瑪格斯在牠生命中的最後一年裡,幾乎成天往外跑。不知怎的,牠就是不想待在屋子裡──或許對牠而言,這屋子裡有太多不愉快的回憶。總之我們很難拐牠進屋,導致收垃圾的和冰販子、洗衣服的一步也不願靠近我們家。我們只好將垃圾拖到街角;把髒衣服送去洗,洗好了再去拿回來;冰販子則會在一個街區外做我們的生意。就這樣過了好一陣子之後,我們忽然靈光一閃,想到該怎麼把瑪格斯拐進屋子,繼而在抄瓦斯表的還是誰上門時把牠關起來。瑪格斯天不怕地不怕,就怕雷電交加的暴風雨。牠會因為閃電和雷鳴而嚇得魂不附體(我想壁爐台垮掉的那天,牠八成是以為暴風雨來襲了),連忙衝進屋子然後跑到床下或衣櫥裡躲起來。於是我們拿來一片長長窄窄的鐵皮,並為其中一端接上木製的手柄,這就做了個人造打雷機。反正老媽想讓瑪格斯乖乖進屋的時候,使勁抖動這片鐵皮就對了。
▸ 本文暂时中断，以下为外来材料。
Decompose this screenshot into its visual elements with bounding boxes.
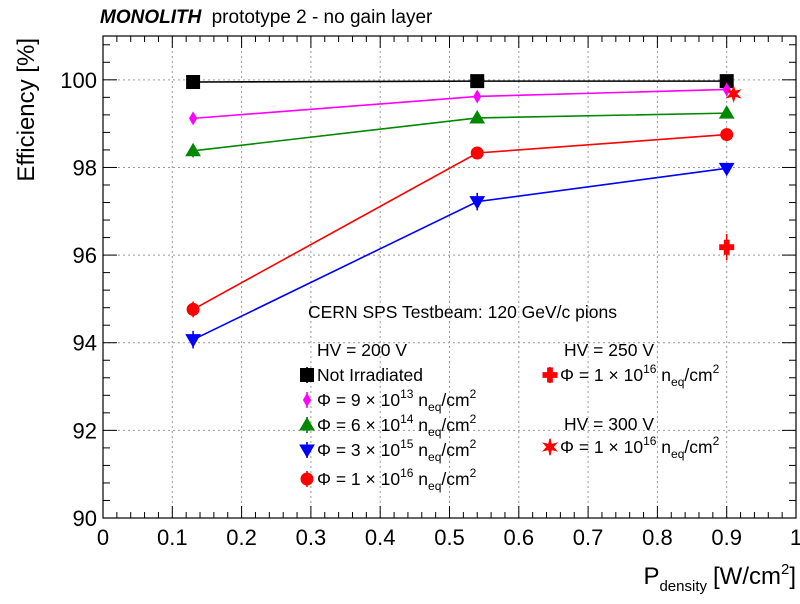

那玩意兒發出的雷聲幾可亂真,不過這方式或許堪稱操持家務史上最拐彎抹角的做法了。簡直累煞老媽。
瑪格斯在死前幾個月開始「看到東西」。牠會一邊呼嚕嚕地低吼,一邊緩慢地爬起身,然後跨出牠那僵硬的腿腳,衝著什麼都沒有的地方大逞威風。這「東西」有時就在家中訪客的左側或右側。有一回,一位富樂刷具的推銷員歇斯底里了起來。瑪格斯悠悠地晃入客廳,模樣就宛如哈姆雷特尾隨著他父親的鬼魂。牠那雙眼始終盯著富樂刷具推銷員的左側,這位推銷員則忍著不動聲色,直到瑪格斯已慢慢潛至差不多三步之遙的近處。然後他就開始嘶吼了。瑪格斯先是搖搖晃晃地經過他身邊,接著便踏進走廊,一路呼嚕嚕叫個不停,但推銷員還是繼續吼。看來得靠老媽拿平底鍋往他身上潑冷水,才能讓他停止嘶吼吧。以前我們三兄弟打架的時候,她就是用這招制住我們的。
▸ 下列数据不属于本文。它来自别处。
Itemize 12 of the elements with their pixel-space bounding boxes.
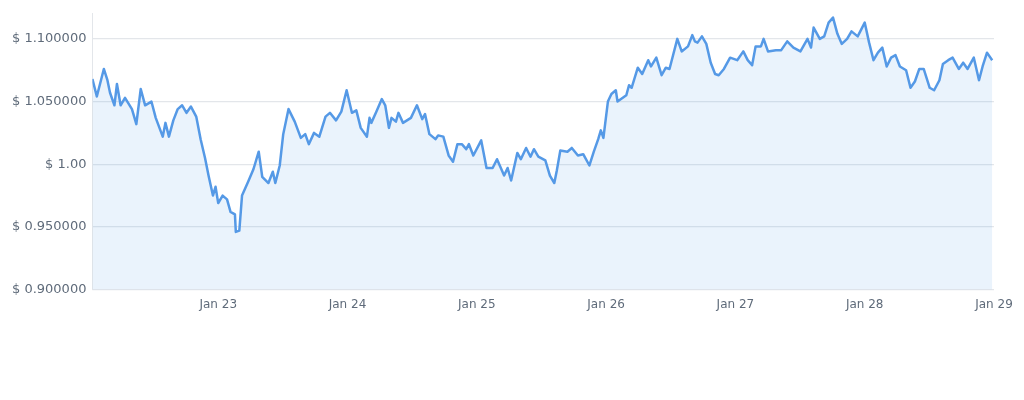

一天晚上,瑪格斯就這麼死了。老媽希望將牠葬在我們的家族墓園裡,還打算立塊大理石碑,刻上「群飛的天使以歌伴汝安息(典出《哈姆雷特》第五幕第二景,郝瑞修在哈姆雷特死時所說的台詞。)」之類的墓銘。可我們勸退了她,告訴她這樣是犯法的行為。結果我們把瑪格斯埋在一條荒僻的道路旁,也只立了塊表面平滑的木板權充牠的墓碑。我在這塊木板上用永久性鉛筆寫下Cave Canem(拉丁文諺語,意思是「當心惡犬」。)二字。這古老的拉丁墓銘簡潔典雅又莊嚴,老媽很滿意。